Updated: May 14, 2026

A Machine Learning Approach to Design an Efficient Selective Screening of Mild Cognitive Impairment
12:18

A Machine Learning Approach to Design an Efficient Selective Screening of Mild Cognitive Impairment

Published on: January 11, 2020

Classification of posture and activities by using decision trees.

Ting Zhang1, Wenlong Tang, Edward S Sazonov

  • 1Department of Electrical and Computer Engineering, University of Alabama, Tuscaloosa, AL 35487, USA.

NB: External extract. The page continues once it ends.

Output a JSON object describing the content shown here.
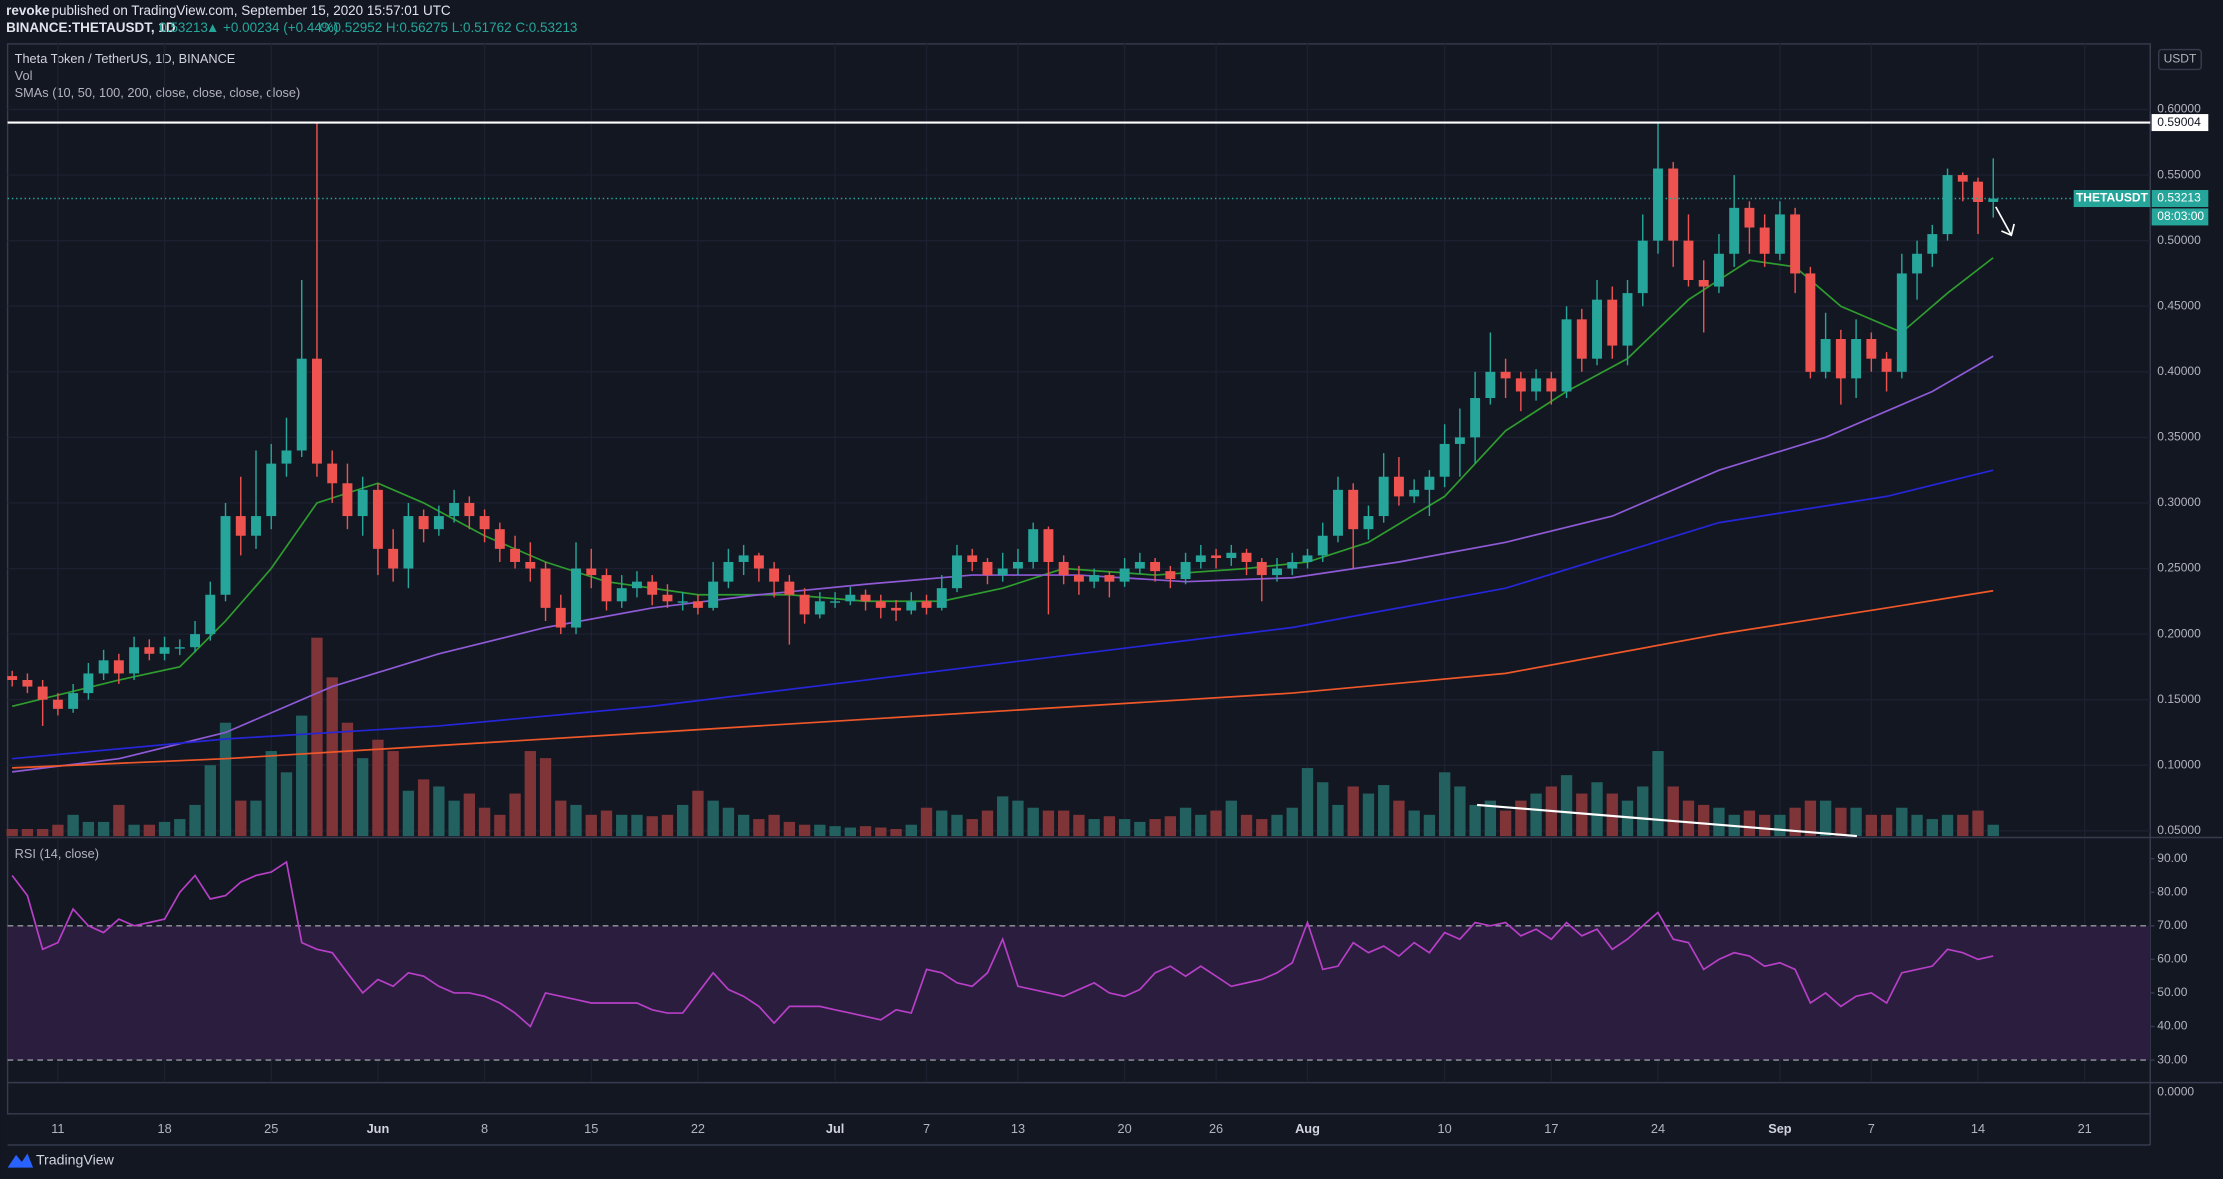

Annual International Conference of the IEEE Engineering in Medicine and Biology Society. IEEE Engineering in Medicine and Biology Society. Annual International Conference
|February 1, 2013
PubMed
Summary
This summary is machine-generated.

This study introduces a wearable shoe sensor system for accurately estimating physical activity. The SmartShoe system achieved high accuracy in classifying daily activities, aiding in lifestyle recommendations.

Related Experiment Videos

Last Updated: May 14, 2026

A Machine Learning Approach to Design an Efficient Selective Screening of Mild Cognitive Impairment
12:18

A Machine Learning Approach to Design an Efficient Selective Screening of Mild Cognitive Impairment

Published on: January 11, 2020

Area of Science:

  • Biomechanics
  • Wearable Technology
  • Machine Learning for Health

Background:

  • Accurate estimation of daily physical activity is crucial for obesity prevention and lifestyle recommendations.
  • Current multi-sensor systems for activity monitoring can be obtrusive for everyday use.
  • Development of unobtrusive physical activity monitoring is needed.

Purpose of the Study:

  • To evaluate the efficacy of a wearable shoe sensor system (SmartShoe) for classifying daily physical activities.
  • To assess the performance of decision tree and boosting algorithms in activity recognition using sensor data.
  • To demonstrate a simplified feature set for accurate activity classification.

Main Methods:

  • Data collection from 9 subjects using the SmartShoe system during 6 distinct activities (sitting, standing, walking, cycling, stairs ascent/descent).
  • Feature extraction and classification using a decision tree algorithm.
  • Application of an advanced boosting algorithm to enhance classification accuracy.

Main Results:

  • Decision tree classification achieved a computational accuracy of 98.85%.
  • Boosting algorithm improved accuracy to 98.90%.
  • The simple tree structure facilitated feature set simplification.

Conclusions:

  • The SmartShoe system offers a highly accurate and unobtrusive method for monitoring physical activity.
  • Machine learning, particularly decision trees and boosting, effectively classifies activities from shoe-based sensor data.
  • This technology supports personalized health and lifestyle interventions.